Out with Oklahoma Flag; Cherokee Nation Flag Takes Prominence on Its Reservation
- By Levi Rickert
TAHLEQUAH, Okla. — In a move to display the prominence of tribal sovereignty, Cherokee Nation Principal Chief Chuck Hoskin, Jr. issued an executive order on Wednesday limiting the use of state of Oklahoma flags on the Cherokee Nation reservation.
The executive order notes that the Oklahoma flag "should not ordinarily be displayed" on Cherokee Nation property or at Cherokee Nation public events, but also outlines when the state flag can or should be displayed.
As leader of Indian Country’s largest tribe, Hoskin said it is time for the Cherokee Nation to show its strength and determination when it comes to tribal sovereignty.
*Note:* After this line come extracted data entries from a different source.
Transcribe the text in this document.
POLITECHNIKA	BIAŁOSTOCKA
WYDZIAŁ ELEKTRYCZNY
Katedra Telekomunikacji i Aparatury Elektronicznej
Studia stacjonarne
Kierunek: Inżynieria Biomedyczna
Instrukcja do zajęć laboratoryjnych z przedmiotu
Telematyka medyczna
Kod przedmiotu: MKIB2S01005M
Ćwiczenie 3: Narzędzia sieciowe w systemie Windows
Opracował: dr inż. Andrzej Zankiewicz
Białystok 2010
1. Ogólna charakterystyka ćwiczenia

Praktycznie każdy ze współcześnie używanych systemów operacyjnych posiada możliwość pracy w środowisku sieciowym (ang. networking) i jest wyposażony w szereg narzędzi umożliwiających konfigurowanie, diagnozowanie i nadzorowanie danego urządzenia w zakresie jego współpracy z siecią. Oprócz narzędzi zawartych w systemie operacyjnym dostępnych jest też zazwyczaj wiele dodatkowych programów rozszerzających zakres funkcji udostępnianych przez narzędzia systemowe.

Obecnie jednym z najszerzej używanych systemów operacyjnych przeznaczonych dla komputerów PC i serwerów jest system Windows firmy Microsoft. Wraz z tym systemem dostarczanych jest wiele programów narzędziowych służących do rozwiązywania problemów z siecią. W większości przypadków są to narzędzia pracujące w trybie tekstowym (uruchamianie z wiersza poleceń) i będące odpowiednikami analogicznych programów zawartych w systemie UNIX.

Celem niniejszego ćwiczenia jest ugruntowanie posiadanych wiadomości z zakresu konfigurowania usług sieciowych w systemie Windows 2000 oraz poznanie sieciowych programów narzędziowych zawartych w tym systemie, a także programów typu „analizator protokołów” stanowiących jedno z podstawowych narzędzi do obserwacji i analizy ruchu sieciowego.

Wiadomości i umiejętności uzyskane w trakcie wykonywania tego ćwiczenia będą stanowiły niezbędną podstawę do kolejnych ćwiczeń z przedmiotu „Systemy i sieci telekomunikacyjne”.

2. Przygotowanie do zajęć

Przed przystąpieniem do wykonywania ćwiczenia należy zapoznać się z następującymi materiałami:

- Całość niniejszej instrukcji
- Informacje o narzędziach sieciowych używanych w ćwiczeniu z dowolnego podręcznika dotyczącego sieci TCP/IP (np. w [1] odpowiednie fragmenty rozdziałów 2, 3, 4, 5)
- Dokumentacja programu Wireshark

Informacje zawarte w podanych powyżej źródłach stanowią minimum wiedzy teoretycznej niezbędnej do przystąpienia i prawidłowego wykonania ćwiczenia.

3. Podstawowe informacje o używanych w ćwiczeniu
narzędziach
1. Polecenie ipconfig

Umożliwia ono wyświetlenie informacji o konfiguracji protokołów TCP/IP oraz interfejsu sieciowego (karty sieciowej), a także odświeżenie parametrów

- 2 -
Hoskin is quick to clarify that Wednesday’s order is not the result of frayed feelings between the Cherokee Nation and the state of Oklahoma.
“The Cherokee Nation remains a close partner and ally of the state of Oklahoma, and the executive order is not intended to send any message to the contrary,” Hoskin said in a statement to Native News Online.
“The Cherokee Nation is a sovereign entity with jurisdiction over our reservation, and the use of the Cherokee Nation flag on our land should reflect the strength and determination of the Cherokee people over these 113 years,” Hoskin said.
The Oklahoma state flag remains in use at events involving Oklahoma government leadership or honoring visiting dignitaries and service in the Oklahoma National Guard.
The executive order reads:
The flag of the State of Oklahoma should not ordinarily be displayed on Cherokee Nation property or at Cherokee Nation public events. Provided:
- The flag of the State of Oklahoma may be displayed with approval from the Administration.
- Approval will ordinarily be given for the temporary display of the flag of the State of Oklahoma when a dignitary representing the state is present as a participant in the event as a demonstration of respect for the dignitary.
- The flag of the State of Oklahoma may be flown at all events, locations and facilities, in order to honor or commemorate service in the Oklahoma National Guard, at the direction of Administration or the Secretary of Veterans Affairs.
The executive order extends to properties owned by the Cherokee Nation, including the Hard Rock Cafe in Tulsa, Okla., and other casinos at various locations on the Cherokee Nation Reservation.
The executive order also calls for flags flown by the Cherokee Nation to be made on the reservation or domestically.